But since you mention it, I wonder if his results are not in line with his self-perception. Curious!
Like showing me as a Nazi or authoritarian, yeah? Sorry to disappoint, but solidly in the libertarian section just as I remember from the last time I took the test on a whim. Even if it did show me as an authoritarian though, that's not relevant as to whether my arguments are right or wrong. Don't be fallacious.
Uh...so...yeah, you don't get that was very clearly intentional, right? I really want you to take one of those psychology tests now. The questions are intentionally loaded for a reason.
For that first one. Uh, a single party system would basically nullify a Democracy. The only way it would represent a diverse group of people would be to have no party at all or more than one because with just one party you have just one source of power (hmm, seems like there's a name for that...). So basically you'd either want a very homogeneous group of people (something commonly desired by authoritarians), or you're someone that views the "progress" of a single party as a positive if you agree with that. That is blatantly pro-authoritarian, where you want everyone to be all pushing for where the party wants it. I mean, holy hell, it straight up says "avoids all arguments that delay progress" which is so blatantly an authoritarian phrase that...just wow.
Diversity? What? I'd attempt to respond to that, but it's so incoherent to me that I doubt I'd interpret you correctly.
That's the whole point though, its so blatantly keyed to explicit a response that that is part of the assessment.
If it's designed that way, then that's actually worse. It's adding noise into the equation. Yes, there
are people who would agree with punishment for punishment's sake. So what? Those same people would also agree if you replaced punishment with deterrence. No change there. What makes "deterrence" better than "punishment" is that it's entirely possible to interchange the two concepts (Eg. "Punishment is important because it creates a deterrence") but in the later case you've now biased the response towards rehabilitation for anyone who isn't on one extreme or the other.
For an individual who doesn't agree on punishment for punishment's sake, but does agree with punishment for the sake of deterrence, how do they respond to the statement? As soon as you add nuanced views everything becomes rather ambiguous and muddy. At the least, statements should be formulated to avoid ambiguity.
Ideally, as much as possible, you want to separate left/right considerations from authoritarian/libertarian, and vice versa. You want the least amount of cross contamination and noise that you can reasonably get.
To give a few examples of why cross contamination is bad, you could easily bias a test by asking questions like "Government authority is necessary to combat climate change" or "Government needs to do more to curb down on hate speech." Obviously these statements would make left leaning respondents appear quite authoritarian and the right libertarian. Or you can do the reverse with a statement like "College professors need to be monitored so that they don't spread radical ideas to youths." Same thing. To what extent is any answer to such questions based on one's authoritarian/libertarian dimension versus their left/right skew? It's impossible to know for sure. (But based on how tribal people are, probably significantly more towards the later.)

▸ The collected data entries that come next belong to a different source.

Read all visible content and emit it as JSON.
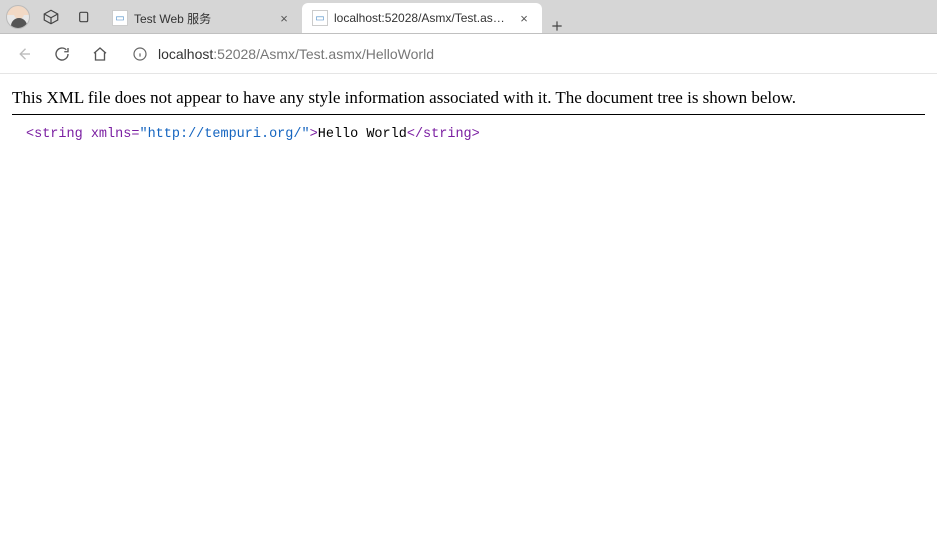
{
  "titlebar": {
    "tabs": [
      {
        "title": "Test Web 服务"
      },
      {
        "title": "localhost:52028/Asmx/Test.asmx/"
      }
    ]
  },
  "toolbar": {
    "url_host": "localhost",
    "url_port_path": ":52028/Asmx/Test.asmx/HelloWorld"
  },
  "page": {
    "banner": "This XML file does not appear to have any style information associated with it. The document tree is shown below.",
    "xml": {
      "open_bracket": "<",
      "tag_name": "string",
      "space": " ",
      "attr_name": "xmlns",
      "eq": "=",
      "quote_open": "\"",
      "attr_value": "http://tempuri.org/",
      "quote_close": "\"",
      "close_open": ">",
      "text": "Hello World",
      "end_open": "</",
      "end_tag": "string",
      "end_close": ">"
    }
  }
}
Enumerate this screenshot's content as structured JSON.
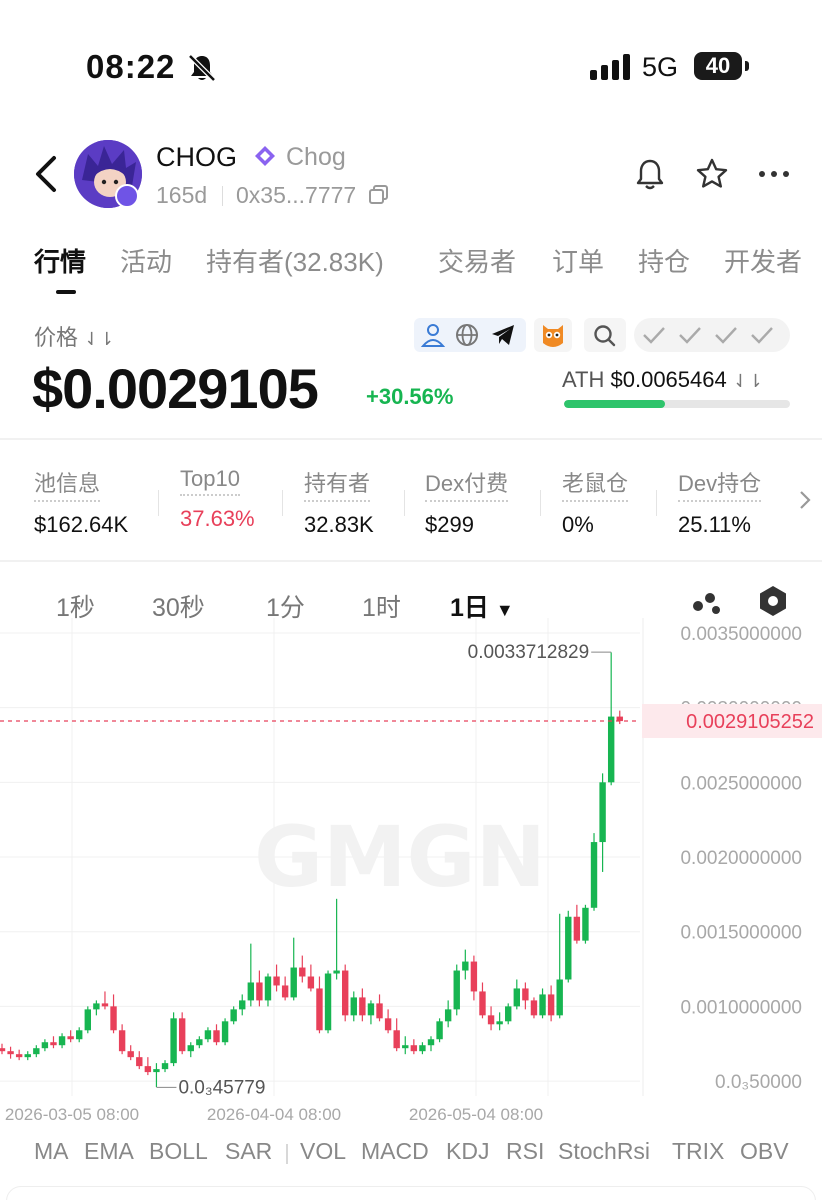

And of course, as a quiz author, crafting the most neutrally worded questions possible is a way to minimize your own confirmation bias.
That's why they have the varying degrees of agree and disagree
Which works when the statement doesn't make an obviously correct or incorrect absolute assertion. Take the scenario where a statement is true based on a technically, but in principle the quiz taker disagrees with the statement. Their thought process is then "I disagree with this statement in the vast majority of situations, but I don't disagree absolutely as some times it's obviously correct. Therefore..."
One of four things:
a) "...because I'm very much against the principle of the thing, and because I know what the quiz is
trying to get at, I'll strongly disagree."
b) "...I can't
strongly disagree with something that is factually correct even if I disagree in principle, so I'll just regularly disagree."
c) "...I can't disagree with something that is technically true, but I sure as heck don't strongly agree with the overall thrust of it, so I'll just agree, but not strongly."
d) "...the question says never, but sometimes it's actually true. If it's sometimes true, then never is wrong, and it's wrong absolutely. I strongly agree." (This person is probably a programmer)
Once again, you've added noise to the equation. The issue with these absolutes is that respondents will not be consistent with how they weigh the absolute truth value of the statement versus their subjective agreement on the underlying principle. But with better phrasing of statements to avoid these kinds of scenarios there isn't an issue anymore.